Vince Mauer has a master’s degree in Business Administration and passed the CPA exam. Licensed to practice law in Ohio and Iowa, he has represented financial institutions and other commercial clients for over 30 years. Vince joined FBT after working in an IRS District Counsel’s Office and also works on tax matters. For more information contact firstname.lastname@example.org.
 The Davis decision discussed below is a 2-1 ruling with a long dissent.
 Davis’ Chapter 13 plan proposed to pay less than 11% of her unsecured debt.
 This would equal $323, which is 59.4% of $543.66 (the total available funds discussed by the court). If all the available funds were dedicated to her plan payments, Davis could have paid over 17% of her unsecured debt.
 The Seafort decision acknowledges that other courts have come to a different conclusion but determines that Congress’ language requires this result in favor of unsecured creditors.
 When it was enacted, most commentators labeled BAPCPA “anti-debtor.” Consider this from vox.com “[Presidential candidate Elizabeth] Warren’s quarrel with Biden isn’t personal. It’s about a 2005 bankruptcy bill he supported as a senator. Warren opposed the bill so vehemently that its passage inspired her transition from a Harvard bankruptcy law professor, who studied middle-class economics, to a senator and now a presidential hopeful. ‘I got in that fight because [families] just didn’t have anyone and Joe Biden was on the side of the credit card companies,’ Warren said after an April rally in Iowa. ‘It’s all a matter of public record.’” It is hard to understand that this supposedly credit card company beneficial law was intended to permit Chapter 13 debtors to voluntarily contribute to retirement plans – but that is what courts have held.
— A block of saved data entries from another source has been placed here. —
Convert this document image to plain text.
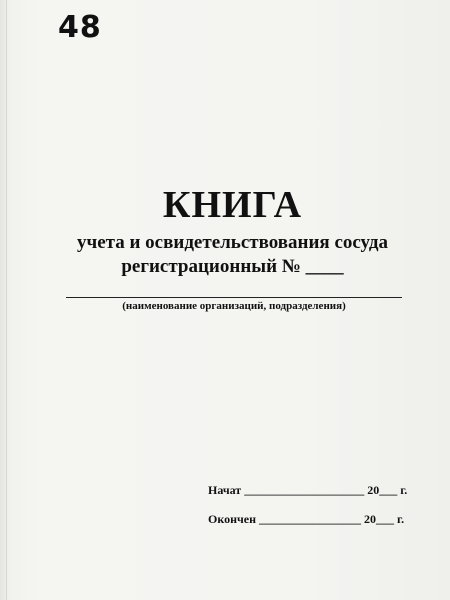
48
КНИГА
учета и освидетельствования сосуда
регистрационный № ____
(наименование организаций, подразделения)
Начат ____________________ 20___ г.
Окончен _________________ 20___ г.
 See the Memorandum Opinion and Order Granting Debtor’s Motion for Summary Judgment Denying United States Trustee’s Motion to Dismiss. In re Sijan, above. Hereinafter, sometimes this decision is the “Order.”
 Mr. Sijan’s medical debt was about three-fourths of his total debt.
 The money not paid to the IRS in Westberry was used by the debtor for family purposes and so the bankruptcy court held that the debt owed to the IRS was incurred for a personal purpose and hence a consumer debt. The Sixth Circuit disagreed, stating in part: “[f]irst, a tax debt is ‘incurred’ differently from a consumer debt. Although it is true that tax debts may be incurred under the Bankruptcy Code, this incurrence is not voluntary on the part of the taxpayer. See Reiter, 126 B.R. at 964; see also Marshalek, 158 B.R. at 706 (stating that ‘volition is essential’ to a classification as consumer debt in finding that a vehicular accident judgment was not consumer debt under Chapter 7). We may at least hope to choose to incur consumer debt; its certainty being nothing like death and taxes. See Letter from Benjamin Franklin to Jean-Baptiste Le Roy (Nov. 13, 1789).”